Tuesday 24 October 2017

Cohen & Tate

Eric Red, 1988, USA

There was a time in my youth when my friends and I would drawl “Piss on you!” in terrible Southern American twangs, mimicking Harley Cross in ‘Cohen & Tate’. I’ve waited a long time for this to feature in the DVD/Blu-Ray revolution and now here it is. There was a time in the eighties when its director Eric Red seemed a reliable name, being the writer of ‘The Hitcher’ and ‘Near Dark’, but he never quite lived up to that promise after those cult titles that helped define the era’s horror. Even so, I always had a soft spot for ‘Cohen & Tate’, the tale of two mismatched hit-men sent to kidnap a nine year-old boy (Cross) who some mobsters somewhere think saw something he shouldn’t have. 

What follows is a nocturnal road movie – which typifies these early Red favourites – in which it is quickly apparent that the two hit-men are thorough opposites and get on one another nerves. The kid senses this quickly and plays them off of one another. You will have to allow that a preteen can manipulate a couple of hardened killers, but it shouldn’t be underestimated just how tricksy and smart kids can be; and viewing it through the filter of a fairy tale about a child using wits to overcome odds bolsters suspension of disbelief. 

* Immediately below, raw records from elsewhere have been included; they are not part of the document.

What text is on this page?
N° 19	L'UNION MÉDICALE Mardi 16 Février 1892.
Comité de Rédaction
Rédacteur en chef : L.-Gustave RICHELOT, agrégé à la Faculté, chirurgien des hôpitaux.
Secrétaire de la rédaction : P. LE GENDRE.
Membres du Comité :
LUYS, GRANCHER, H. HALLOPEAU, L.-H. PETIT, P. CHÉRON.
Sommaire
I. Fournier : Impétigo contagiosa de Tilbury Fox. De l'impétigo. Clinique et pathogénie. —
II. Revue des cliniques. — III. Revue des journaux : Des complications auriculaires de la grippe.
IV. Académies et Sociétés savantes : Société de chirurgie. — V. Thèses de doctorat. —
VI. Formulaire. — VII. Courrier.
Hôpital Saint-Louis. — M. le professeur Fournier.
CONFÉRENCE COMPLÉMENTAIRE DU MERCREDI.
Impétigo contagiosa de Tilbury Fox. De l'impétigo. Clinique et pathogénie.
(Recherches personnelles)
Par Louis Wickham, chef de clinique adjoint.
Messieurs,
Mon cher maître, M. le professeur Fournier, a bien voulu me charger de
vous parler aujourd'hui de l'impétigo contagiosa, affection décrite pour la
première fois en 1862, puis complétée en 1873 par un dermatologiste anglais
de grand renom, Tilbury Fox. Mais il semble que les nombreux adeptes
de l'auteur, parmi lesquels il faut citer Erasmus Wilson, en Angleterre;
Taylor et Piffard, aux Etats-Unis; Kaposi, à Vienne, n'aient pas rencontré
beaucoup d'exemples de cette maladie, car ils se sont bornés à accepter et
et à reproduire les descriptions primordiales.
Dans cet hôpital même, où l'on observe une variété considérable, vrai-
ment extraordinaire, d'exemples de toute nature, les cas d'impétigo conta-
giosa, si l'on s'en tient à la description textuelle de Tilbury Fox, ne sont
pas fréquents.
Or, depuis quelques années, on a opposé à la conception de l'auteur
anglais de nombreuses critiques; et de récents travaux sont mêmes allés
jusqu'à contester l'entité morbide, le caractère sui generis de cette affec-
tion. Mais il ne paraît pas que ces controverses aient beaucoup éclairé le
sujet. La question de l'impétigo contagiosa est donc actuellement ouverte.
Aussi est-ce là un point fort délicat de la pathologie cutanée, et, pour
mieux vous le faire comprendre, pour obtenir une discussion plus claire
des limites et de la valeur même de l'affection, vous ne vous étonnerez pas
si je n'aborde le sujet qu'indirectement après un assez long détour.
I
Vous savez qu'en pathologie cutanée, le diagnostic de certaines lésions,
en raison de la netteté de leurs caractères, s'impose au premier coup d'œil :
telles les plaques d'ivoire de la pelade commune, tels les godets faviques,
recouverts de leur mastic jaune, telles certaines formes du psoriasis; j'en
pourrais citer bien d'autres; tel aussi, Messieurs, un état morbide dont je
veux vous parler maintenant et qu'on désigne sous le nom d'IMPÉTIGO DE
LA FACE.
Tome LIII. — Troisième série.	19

Red’s often quotable script gives everyone nuance and weakness: a hearing-aid; a temper that, when thwarted, dissolves into childish self-pity; childish precociousness giving way to tears. Hit-men coming undone when their victim proves quite a match is a staple thriller storyline but nevertheless this doesn’t try to be groundbreaking, it’s just a good thriller. Perhaps Baldwin is over-ripe and cartoonish, but Cross is more than a match for his adult co-stars, amusingly annoying one minute and a scared little kid the next. Roy Scheider is the backbone, delivering all the stolid adultness to hold it all together; it’s a fine portrayal of a man caught up in something he’s tired of. The stripped-down narrative and locations give this a direct intent and nightmarish edge, with the deleted scenes on the disc showing that this was intended to be even more brutal. These sudden moments of brutality, a crisp script and some memorably framed shots makes this a stand-out. A highly entertaining black humoured thriller with a centre of how adult weaknesses can capsize simple plans.

1 comment:

Philip said...

Roy Scheider pretty much always delivered the goods.